Райла прошла вдоль одного из столов и подняла зазубренный кусочек металла.
– В точности, как ты говорил, нисколько не проржавел. Только цвет слабо изменился, здесь и вон там. В нём есть железо, не так ли?
– Масса. По крайней мере это-то люди из университета смогли сказать.
– Любой железный сплав ржавеет. Некоторые сплавы устойчивы довольно долго, но и они наконец обнаруживают признаки разрушения. Кислород побеждает.
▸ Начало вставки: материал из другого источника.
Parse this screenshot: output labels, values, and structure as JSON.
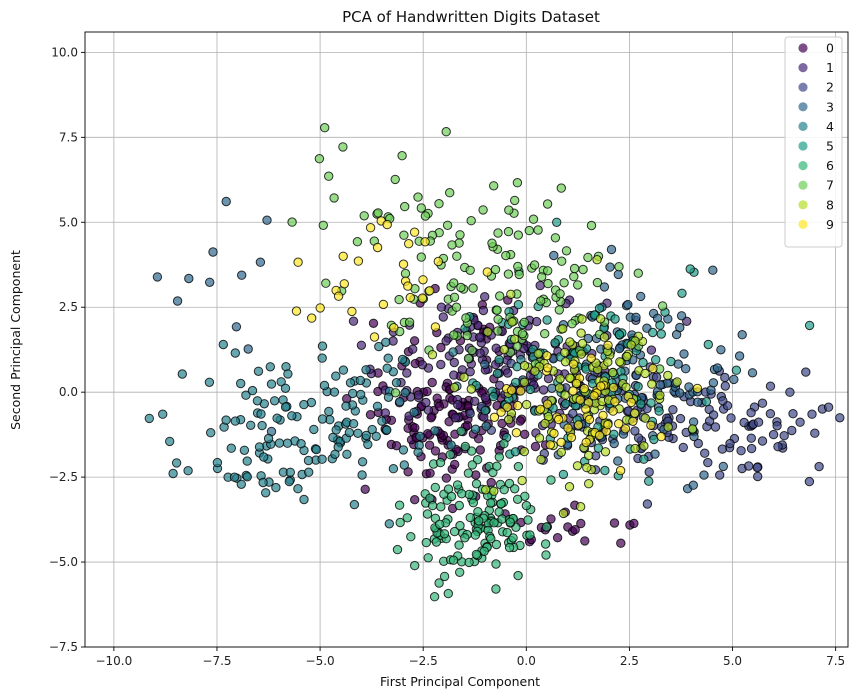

– Более ста лет, – разъяснил я, – возможно, немного больше. Уиллоу-Бенд отпраздновал своё столетие несколько лет назад. Этот кратер образовался до того, как был построен город. Он должен быть гораздо старше. В нём было несколько футов почвы на дне. Должно было пройти много времени, пока он накопился. Фут почвы образуется из массы листьев за несчётные годы.
– А ты не пробовал соединить эти обломки вместе друг с другом?
– Пробовал. Есть несколько кусочков, которые можно соединить, но это ничего не даёт.
– Что ты собираешься делать дальше?
– Да ничего, пожалуй. Продолжу раскопки. Буду хранить молчание. Ты ведь единственная, кому я сказал. Если я скажу это ещё хоть кому-нибудь, меня, пожалуй, осмеют. Немедленно появятся самые разные эксперты, способные объяснить всё на свете.
– Да, так может быть, – задумчиво сказала она, – но у тебя по крайней мере имеются реальные доказательства того, что в Галактике есть по меньшей мере ещё один разум и что Землю посещали. Это может оказаться важнее всего, настолько важным, что насмешниками можно и пренебречь.
– Как ты не понимаешь? – спорил я. – Преждевременное оглашение могло бы запятнать или даже уничтожить значимость находок. Кажется, человеческая раса обладает странной, инстинктивной самозащитой против допущения, что существует ещё кто-то кроме нас. Может быть, это из-за того, что то, чего мы боимся, глубоко заложено в нас. Возможно, в нас живёт изначальный страх перед любым другим видом разума. Может быть, мы боимся, что другой разум покажет нам, что мы второсортны, заставит почувствовать свою неполноценность. Мы говорим временами об исключительности нашего положения в мироздании и даже объявляем, страшно подумать, что мы одни. Однако мне кажется, что это не больше чем философская позиция.